Noah S. is currently a senior at SYA China and a blogger for the Campus Reporter program. He comes to SYA from Robert Louis Stevenson School in California.
“Mom meet my, mom” “这是我的妈妈。”
A complicated exchange occurred the moment I had stepped back into my home in Beijing. This time coming home, my mom was here to see my Chinese mom.
A few hours earlier, I trekked to the Beijing Capital Airport from Xizhimen. I had to bike to the station, take the 2 to Dongzhimen, and take the Airport Express all the way to Terminal 2. Along the way, I noticed myself anxious but also at ease. A strange concoction of emotions brewed in my body as I stood behind the yellow line waiting behind a businessman getting home after a hard day at work. I was anxious to see my family for the first time in four months. Had they changed, what had happened that I missed out, how would they see my life here, and so many questions I couldn’t answer. At the same time I felt at ease using the train system I knew so well and feeling the movements of Beijing as the norm I have adapted to in these short four months.

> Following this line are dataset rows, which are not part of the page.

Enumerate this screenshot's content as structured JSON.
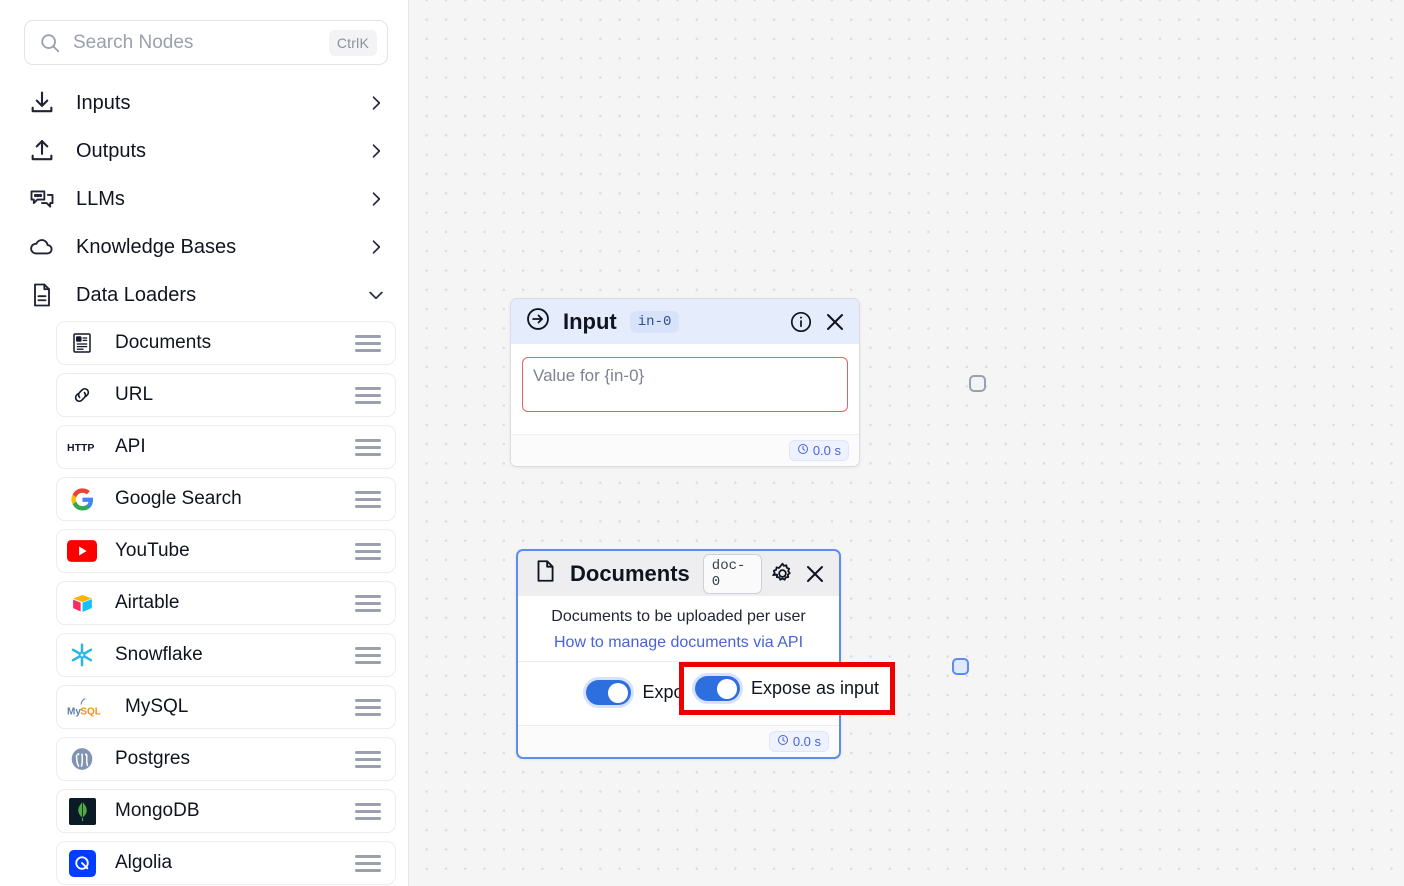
{
  "sidebar": {
    "search": {
      "placeholder": "Search Nodes",
      "value": "",
      "shortcut": "CtrlK",
      "icon": "search-icon"
    },
    "categories": [
      {
        "label": "Inputs",
        "icon": "download-icon",
        "expanded": false,
        "chevron": "chevron-right-icon"
      },
      {
        "label": "Outputs",
        "icon": "upload-icon",
        "expanded": false,
        "chevron": "chevron-right-icon"
      },
      {
        "label": "LLMs",
        "icon": "chat-bubbles-icon",
        "expanded": false,
        "chevron": "chevron-right-icon"
      },
      {
        "label": "Knowledge Bases",
        "icon": "cloud-icon",
        "expanded": false,
        "chevron": "chevron-right-icon"
      },
      {
        "label": "Data Loaders",
        "icon": "document-icon",
        "expanded": true,
        "chevron": "chevron-down-icon"
      }
    ],
    "nodes": [
      {
        "label": "Documents",
        "icon": "documents-icon"
      },
      {
        "label": "URL",
        "icon": "link-icon"
      },
      {
        "label": "API",
        "icon": "http-icon"
      },
      {
        "label": "Google Search",
        "icon": "google-icon"
      },
      {
        "label": "YouTube",
        "icon": "youtube-icon"
      },
      {
        "label": "Airtable",
        "icon": "airtable-icon"
      },
      {
        "label": "Snowflake",
        "icon": "snowflake-icon"
      },
      {
        "label": "MySQL",
        "icon": "mysql-icon"
      },
      {
        "label": "Postgres",
        "icon": "postgres-icon"
      },
      {
        "label": "MongoDB",
        "icon": "mongodb-icon"
      },
      {
        "label": "Algolia",
        "icon": "algolia-icon"
      }
    ],
    "drag_handle_icon": "drag-handle-icon"
  },
  "canvas": {
    "input_node": {
      "title": "Input",
      "badge": "in-0",
      "icon": "arrow-in-circle-icon",
      "info_icon": "info-icon",
      "close_icon": "close-icon",
      "textarea_placeholder": "Value for {in-0}",
      "textarea_value": "",
      "runtime": "0.0 s",
      "clock_icon": "clock-icon",
      "handle_icon": "output-handle"
    },
    "documents_node": {
      "title": "Documents",
      "badge": "doc-0",
      "icon": "page-icon",
      "settings_icon": "gear-icon",
      "close_icon": "close-icon",
      "description": "Documents to be uploaded per user",
      "link_text": "How to manage documents via API",
      "toggle_label": "Expose as input",
      "toggle_on": true,
      "runtime": "0.0 s",
      "clock_icon": "clock-icon",
      "handle_icon": "output-handle"
    }
  },
  "colors": {
    "accent_blue": "#4763d6",
    "toggle_on": "#2e6fe0",
    "node_selected_border": "#5b8def",
    "highlight_red": "#ee0000",
    "textarea_border_red": "#e06464",
    "input_header_bg": "#e5ecfb",
    "doc_header_bg": "#eeeef0",
    "canvas_bg": "#f5f5f6"
  }
}
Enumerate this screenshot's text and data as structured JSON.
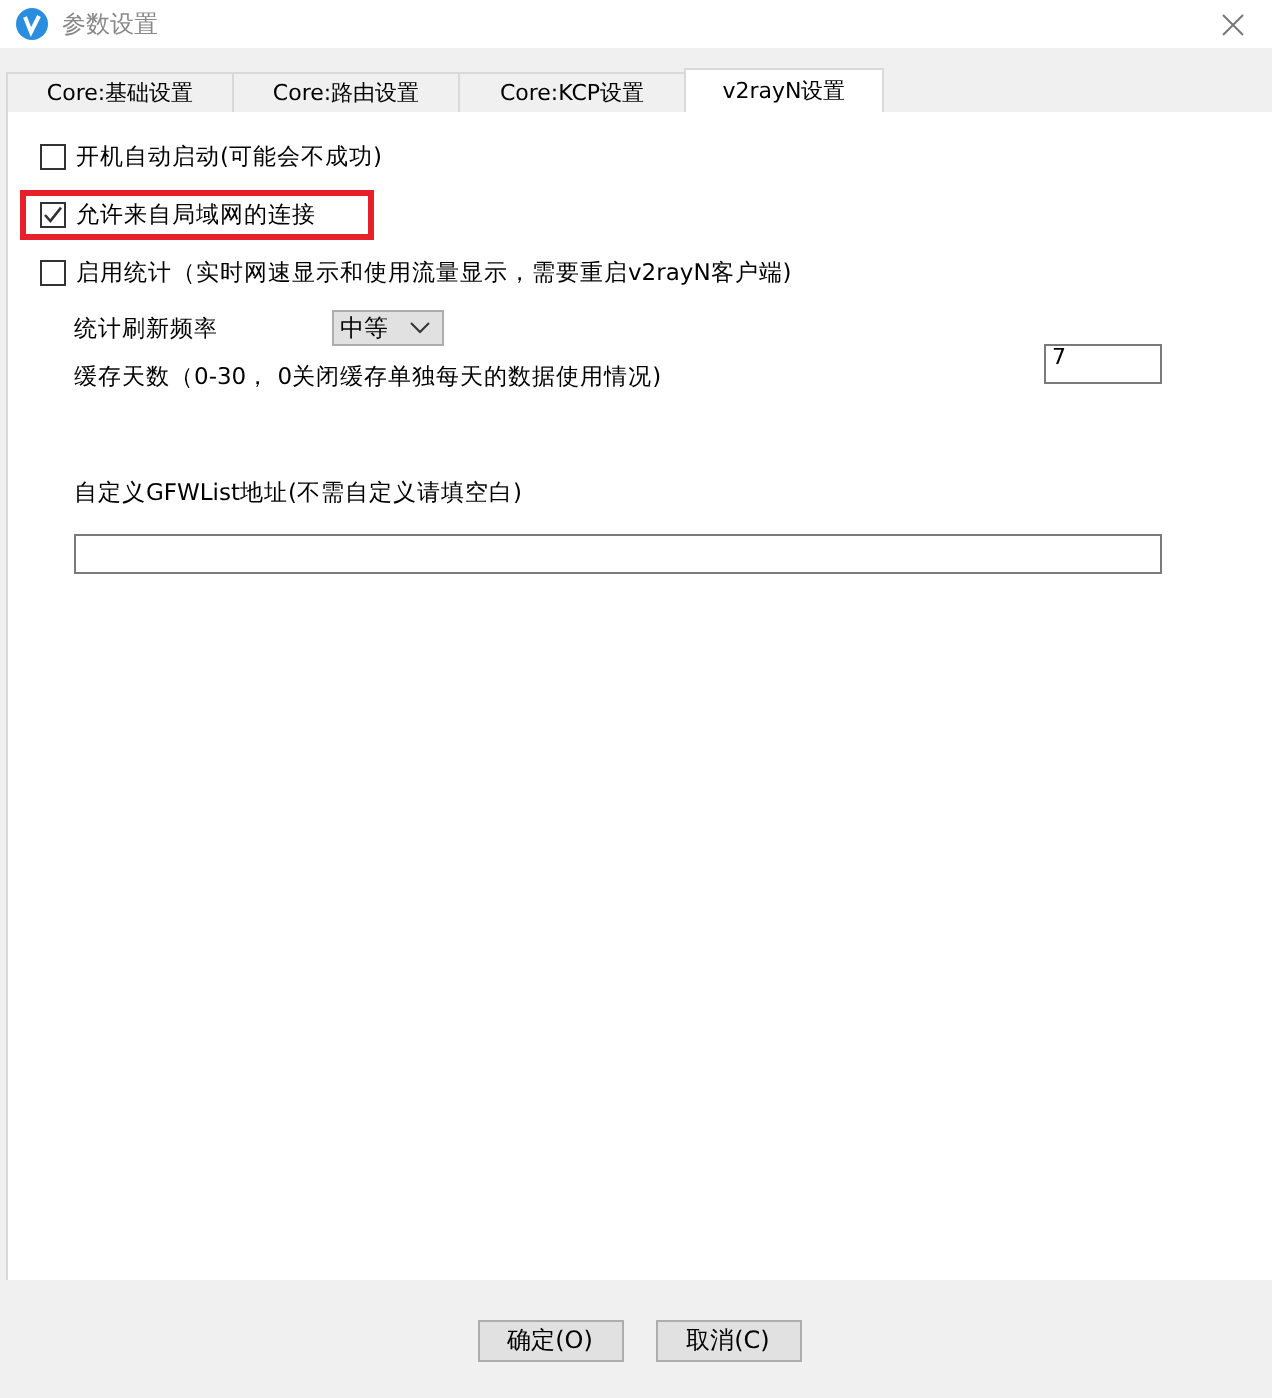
{
  "window": {
    "title": "参数设置"
  },
  "tabs": [
    {
      "label": "Core:基础设置",
      "selected": false
    },
    {
      "label": "Core:路由设置",
      "selected": false
    },
    {
      "label": "Core:KCP设置",
      "selected": false
    },
    {
      "label": "v2rayN设置",
      "selected": true
    }
  ],
  "options": [
    {
      "label": "开机自动启动(可能会不成功)",
      "checked": false,
      "highlighted": false
    },
    {
      "label": "允许来自局域网的连接",
      "checked": true,
      "highlighted": true
    },
    {
      "label": "启用统计（实时网速显示和使用流量显示，需要重启v2rayN客户端)",
      "checked": false,
      "highlighted": false
    }
  ],
  "refresh_rate": {
    "label": "统计刷新频率",
    "value": "中等"
  },
  "cache_days": {
    "label": "缓存天数（0-30， 0关闭缓存单独每天的数据使用情况)",
    "value": "7"
  },
  "gfwlist": {
    "label": "自定义GFWList地址(不需自定义请填空白)"
  },
  "buttons": [
    "确定(O)",
    "取消(C)"
  ]
}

I arrived at the terminal observing International students being greeted by their parents upon their arrival back home in China. Strangely enough, I saw myself in the mirror opposite situation yet I felt the same emotions. While the Chinese students came home from America, my family had come abroad to see their international student in China. I noticed these families rekindling the familial fire reinitiating small talk and on occasion sharing hugs.
As my family arrived, a moment of relief took me. The moment I saw them I remembered that a family can’t just change in four months. I knew that the people I had spent the first period of my life with wouldn’t change. They are always there for me, and for that I will always be thankful.
I stood in the taxi line while conversing with my mother.
“Why isn’t it colder?” she asked in a sarcastic but genuine way making it hard to understand what she was truly asking for. She would always say things like that because of her lack of understanding in the realm of sarcasm. I could never forget that about my mom. It felt so good hearing it again.
We took a taxi back to my host family’s home to allow for increased comfort. After all, a flight from San Jose to Beijing isn’t a simple skip over the Pacific pond. Exiting the taxi outside the apartment complex (小区), my family looked around curious as to my activities in the area.
As we enter the house, I enter a parry of languages fighting each other for my attention. My brothers speak English to me asking about my house, while my mother asks in Japanese about the presents she had gotten for my host family, and my host family tells me in Chinese to give my family slippers.
My families settled for a moment after exchanging gifts from America and China; both families sat in exhaustion of each other’s enthusiasm. My host brother studies a cereal box my mother had brought from America. Over the last few weeks, I had introduced my host brother to cereal, now it was time for him tor try the real American stuff. He looked with excitement to try some of the stuff I had been eating since childhood.
While my host-mom and mom struggled to communicate, I felt something new. Before coming to China, I never thought I would miss my mom so much. Sitting in my room doing homework, I would hear a young girl practice piano in the apartment close to my own. She always practices a song my mom plays back home. Hearing it, I couldn’t avoid remembering my mom back home. Later in the night, I often hear my host-mom coming home closing the door and yelling “回来啦 (I’m home)” As she says this both my host brother and I come to the door, stopping our homework and greeting her after her work day. In these moments, I realize how far I have come as a valued family member in my host family. Although I experience homesickness for my family, my host-mom still creates an environment where someone close to me always cares for me.
As my moms spoke to each other, I saw two people who have changed me using their care. I am extremely grateful for their kindness. Without SYA’s host-family system, the experience would not be the same. Thank you to SYA, my host-family, and my own parents for the relationship I have gained with my host-family.